Although it is true that the war’s bare ingredients were tailor-made for fictionalising - a rich welter of ‘characters’ including child combatants, dramatic scenes, vicious fighting and the rest - it struck me as unseemly to even attempt to make personal or cultural gain from the sufferings of my ancestral country.
However, I dared to proceed, even at the risk of making a complete fool of myself, to tackle the war because it raised such important literary challenges: the peculiarly human talent for re-inventing the self, the question of colonial history in Africa, the variations of African cultural life. I threw myself into writing and then into a period of research because although I was not concerned with documentation of fact, I had to grapple with it in order to understand the moral complexities of what had happened.

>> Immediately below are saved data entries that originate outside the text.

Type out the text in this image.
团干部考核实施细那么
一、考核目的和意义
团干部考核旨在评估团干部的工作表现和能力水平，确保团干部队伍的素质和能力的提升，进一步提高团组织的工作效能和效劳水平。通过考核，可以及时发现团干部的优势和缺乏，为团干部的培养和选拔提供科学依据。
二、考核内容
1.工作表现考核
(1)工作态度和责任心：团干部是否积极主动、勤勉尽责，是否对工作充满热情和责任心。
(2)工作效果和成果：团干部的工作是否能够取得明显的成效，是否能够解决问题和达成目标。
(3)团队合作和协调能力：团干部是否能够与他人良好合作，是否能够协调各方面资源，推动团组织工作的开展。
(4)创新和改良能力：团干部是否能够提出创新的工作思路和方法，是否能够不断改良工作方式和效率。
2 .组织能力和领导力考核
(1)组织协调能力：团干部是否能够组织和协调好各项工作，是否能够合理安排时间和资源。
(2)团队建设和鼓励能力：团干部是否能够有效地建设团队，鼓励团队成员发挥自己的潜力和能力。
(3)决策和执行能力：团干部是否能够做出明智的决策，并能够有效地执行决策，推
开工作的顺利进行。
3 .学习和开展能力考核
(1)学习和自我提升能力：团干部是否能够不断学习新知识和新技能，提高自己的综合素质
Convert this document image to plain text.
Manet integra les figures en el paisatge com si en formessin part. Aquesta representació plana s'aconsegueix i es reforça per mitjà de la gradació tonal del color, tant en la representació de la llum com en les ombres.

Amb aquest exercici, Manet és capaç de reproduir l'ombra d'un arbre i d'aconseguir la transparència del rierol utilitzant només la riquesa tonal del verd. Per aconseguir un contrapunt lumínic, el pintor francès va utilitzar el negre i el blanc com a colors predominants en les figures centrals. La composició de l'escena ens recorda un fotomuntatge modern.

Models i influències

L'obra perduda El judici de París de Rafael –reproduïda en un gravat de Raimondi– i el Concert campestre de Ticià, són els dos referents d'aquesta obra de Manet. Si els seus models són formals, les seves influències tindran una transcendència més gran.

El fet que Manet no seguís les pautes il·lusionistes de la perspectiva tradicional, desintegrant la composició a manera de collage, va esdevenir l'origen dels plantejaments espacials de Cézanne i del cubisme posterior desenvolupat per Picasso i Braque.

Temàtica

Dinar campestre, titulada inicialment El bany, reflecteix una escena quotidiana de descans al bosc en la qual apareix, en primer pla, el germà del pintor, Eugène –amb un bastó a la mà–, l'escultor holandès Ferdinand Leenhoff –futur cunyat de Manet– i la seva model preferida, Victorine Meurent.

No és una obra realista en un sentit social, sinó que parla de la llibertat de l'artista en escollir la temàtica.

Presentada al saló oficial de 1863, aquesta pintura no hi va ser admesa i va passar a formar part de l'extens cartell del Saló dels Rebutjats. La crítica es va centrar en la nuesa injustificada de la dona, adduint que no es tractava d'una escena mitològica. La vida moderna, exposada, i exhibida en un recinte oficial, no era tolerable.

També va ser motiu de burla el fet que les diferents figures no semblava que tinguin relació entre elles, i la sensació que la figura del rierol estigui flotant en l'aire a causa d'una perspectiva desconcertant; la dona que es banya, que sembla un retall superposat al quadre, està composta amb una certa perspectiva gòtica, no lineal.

Moses, Citizen and me is narrated by Julia, a thirty-something British woman of Sierra Leone family. Her tale of home-coming and re-awakening interlocks with the project of uncovering Sierra Leone through her encounters with her uncle, cousin, neighbours and the landscape itself. Julia confronts the most difficult frontiers – the geographic borders with Liberia, the rainforest, the poorly sutured inner and outer landscapes. In all this, no encounter permeates her re-awakening more fully than that with Bemba G’s recalled child soldiers.
Does this make it a child soldiers’ novel? I don’t think it does, at least not in the way most people are led to understand this.
Many African countries including Sierra Leone and its neighbours are not sufficiently well known in Europe or America to encourage mature literary treatment: write from the inside, and there are bound to be challenging elements, but it is important to write nevertheless without footnoting, without patronising and without debasing oneself to the level of meaningless generalisations.
I’m delighted to have won the Orwell Award for political writing: it is perhaps the most elegant acknowledgement of the novel’s intentions, accessibility and merit. Coming at the end of a hard road to publication, the award has been a great serendipitous gift."
The Orwell Prize, Britain’s most prestigious prize for political writing, is named after the great George Orwell (pictured), author of ‘Animal Farm’ and ‘1984’.